Accounting for the sale
The Boards decided that when the buyer-lessor obtains control of the underlying asset in a sale and leaseback transaction (i.e., Type B leasebacks only in the FASB’s proposal), the buyer-lessor would recognise the purchase of the asset based on other standards and account for the leaseback under the proposed lessor accounting. The Boards decided that the seller-lessee would do each of the following:
• Derecognise the underlying asset
• Recognise a lease liability and right-of-use asset for the leaseback (subject to the IASB’s exemption for leases of small assets and the joint exemption for short-term leases)
• Recognise a loss (if any) immediately (adjusted for off-market terms)
The Boards reached different decisions on how the seller-lessee would recognise a gain,if any, on the sale (adjusted for off-market terms). The FASB determined that the seller-lessee would recognise the full gain immediately. However, the IASB decided that the seller-lessee’s immediate gain would be limited to the portion related to the residual asset (i.e., the residual interest in the underlying asset transferred to the buyer-lessor). The remaining gain (i.e., related to the leaseback) would be recognised as a reduction to the initial measurement of the right-of-use asset, thus reflected as a reduction in the amortisation of the right-of-use asset over the term of the leaseback. Under the IASB’s approach, a seller-lessee would recognise a smaller immediate gain on a leaseback covering a large portion of the life of the underlying asset as compared to a similar transaction with a shorter leaseback of the same asset.

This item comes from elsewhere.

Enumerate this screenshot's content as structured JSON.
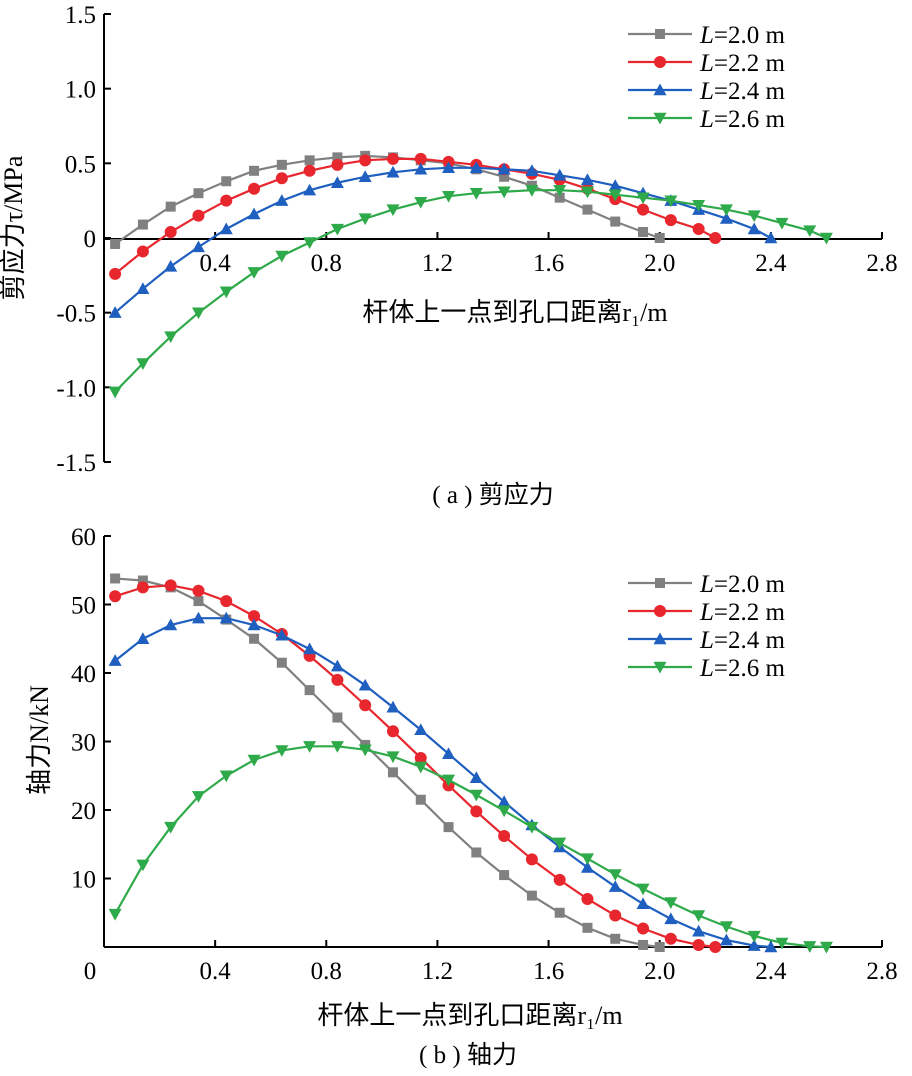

Accounting for the leaseback
The Boards decided that when a sale occurs, both the seller-lessee and the buyer-lessor would account for the leaseback in the same manner as any other lease (i.e., in accordance with the lessee and lessor requirements, respectively, with adjustments for any off-market terms).
Before drafting a standard, the Boards need to complete their redeliberations on the definition of a lease and address several remaining issues, including the IASB’s recognition and measurement exemption for leases of small assets, lessee disclosures, transition, effective date and consequential amendments to other standards. A standard is not expected before the third quarter of 2015.